Mi aveva ingabbiato nella sua gabbia di cristallo, sperando che, come gli altri, fossi un pennuto domabile. Peccato che io non lo fossi. 

O era lui che non sapeva trattenermi? 

Mi ero assicurato che tutta la mia roba fosse all’appello, poi avevo indossato il mio cappotto e mi ero incamminato verso l’ingresso. 

Avevo percorso il corridoio ad occhi chiusi per evitare tutto quel viola soffocante che mi stava privando di respirare a pieni polmoni. Poi, con coraggio e stanchezza, ero uscito da casa di Louis. 

Per rientrarci solo quattro secondi e mezzo dopo. 

Louis mi aveva baciato, poi mi aveva buttato via come una pila scarica. Mi aveva detto che qualcosa in me lo attraeva, poi aveva visto altri uomini. 

Mi aveva sorvegliato nella notte e svegliato per poi abbandonarmi solo sotto la doccia di una casa non mia. 

Mi aveva detto di essere egoista e geloso circa le cose che lo riguardassero, poi mi aveva costretto a cambiarmi. 

Mi aveva stretto come se non volesse mai lasciarmi andare e poi aveva distrutto tutto in poco tempo. Il tempo di un esame. 
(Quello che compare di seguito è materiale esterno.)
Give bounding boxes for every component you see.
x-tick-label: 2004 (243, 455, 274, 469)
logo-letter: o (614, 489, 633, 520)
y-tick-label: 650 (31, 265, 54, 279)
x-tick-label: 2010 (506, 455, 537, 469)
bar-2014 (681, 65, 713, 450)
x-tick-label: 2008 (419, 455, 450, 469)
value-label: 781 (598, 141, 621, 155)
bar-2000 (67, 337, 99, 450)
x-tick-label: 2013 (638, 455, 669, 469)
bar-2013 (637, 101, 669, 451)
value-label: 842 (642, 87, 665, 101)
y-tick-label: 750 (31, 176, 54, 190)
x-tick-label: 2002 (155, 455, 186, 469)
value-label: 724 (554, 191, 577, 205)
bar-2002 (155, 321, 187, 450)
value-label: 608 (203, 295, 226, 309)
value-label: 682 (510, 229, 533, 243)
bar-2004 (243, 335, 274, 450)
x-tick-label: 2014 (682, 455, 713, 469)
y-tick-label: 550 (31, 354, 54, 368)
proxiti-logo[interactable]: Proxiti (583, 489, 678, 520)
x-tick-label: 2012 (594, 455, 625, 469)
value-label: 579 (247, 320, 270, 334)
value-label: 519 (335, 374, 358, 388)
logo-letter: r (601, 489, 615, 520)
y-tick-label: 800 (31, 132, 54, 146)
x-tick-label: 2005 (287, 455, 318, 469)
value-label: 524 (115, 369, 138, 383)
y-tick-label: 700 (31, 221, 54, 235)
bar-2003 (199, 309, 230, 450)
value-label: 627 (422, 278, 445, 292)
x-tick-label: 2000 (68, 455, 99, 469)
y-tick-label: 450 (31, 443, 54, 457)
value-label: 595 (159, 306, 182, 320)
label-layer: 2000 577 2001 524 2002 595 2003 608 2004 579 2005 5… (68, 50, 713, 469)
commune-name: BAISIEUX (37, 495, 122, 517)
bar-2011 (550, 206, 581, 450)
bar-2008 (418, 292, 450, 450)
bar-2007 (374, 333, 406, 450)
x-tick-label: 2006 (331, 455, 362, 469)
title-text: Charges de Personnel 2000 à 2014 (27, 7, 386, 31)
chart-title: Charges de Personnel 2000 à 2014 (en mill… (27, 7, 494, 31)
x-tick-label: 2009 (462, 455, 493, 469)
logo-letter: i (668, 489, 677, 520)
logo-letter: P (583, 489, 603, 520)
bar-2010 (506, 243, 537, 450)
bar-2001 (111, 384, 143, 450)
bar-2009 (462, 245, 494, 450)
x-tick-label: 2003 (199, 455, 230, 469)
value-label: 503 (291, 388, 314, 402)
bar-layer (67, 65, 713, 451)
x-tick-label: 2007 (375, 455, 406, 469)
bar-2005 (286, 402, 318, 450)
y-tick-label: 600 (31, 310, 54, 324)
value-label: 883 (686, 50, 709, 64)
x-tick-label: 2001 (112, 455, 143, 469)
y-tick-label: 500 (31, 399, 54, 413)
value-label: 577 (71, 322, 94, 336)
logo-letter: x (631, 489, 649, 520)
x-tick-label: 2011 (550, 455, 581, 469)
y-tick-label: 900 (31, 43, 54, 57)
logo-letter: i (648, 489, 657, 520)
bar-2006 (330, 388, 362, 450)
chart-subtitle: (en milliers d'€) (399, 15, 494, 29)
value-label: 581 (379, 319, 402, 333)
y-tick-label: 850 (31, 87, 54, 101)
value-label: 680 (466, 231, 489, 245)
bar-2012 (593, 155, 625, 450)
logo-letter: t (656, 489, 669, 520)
Allora perché ero rientrato? 

Perché il secondo dopo ero corso in una camera che credevo di non considerare più “mia”, per buttarmi a terra e piangere? 

Era andata avanti così. 

Passavano i minuti, le ore, le lacrime. Passarono fin quando non sentii quei passi. I suoi passi. 

Stava scendendo. Il cuore cominciò a martellare velocemente contro il mio petto. 

Avevo sentito i suoi passi sul corridoio ed avevo sperato con tutte le mie forze che si stesse dirigendo nella mia camera. Ma poi lui l’aveva superata. 

Poi il tonfo di una porta chiusa. 

Dopo un’ora, mi ero ritrovato ad entrare nel salone solamente per godermi la sua immagine.

Intento nella contemplazione dell’esterno, probabilmente sapeva che ero lì, anche se ero stato cauto e silenzioso nell’entrare. Louis conosceva ogni mia mossa. 

Non riuscii a resistere oltre. 

“Perdonami” sibilai con un fil di voce, abbracciandolo da dietro, ingabbiando il suo busto tra le mie braccia.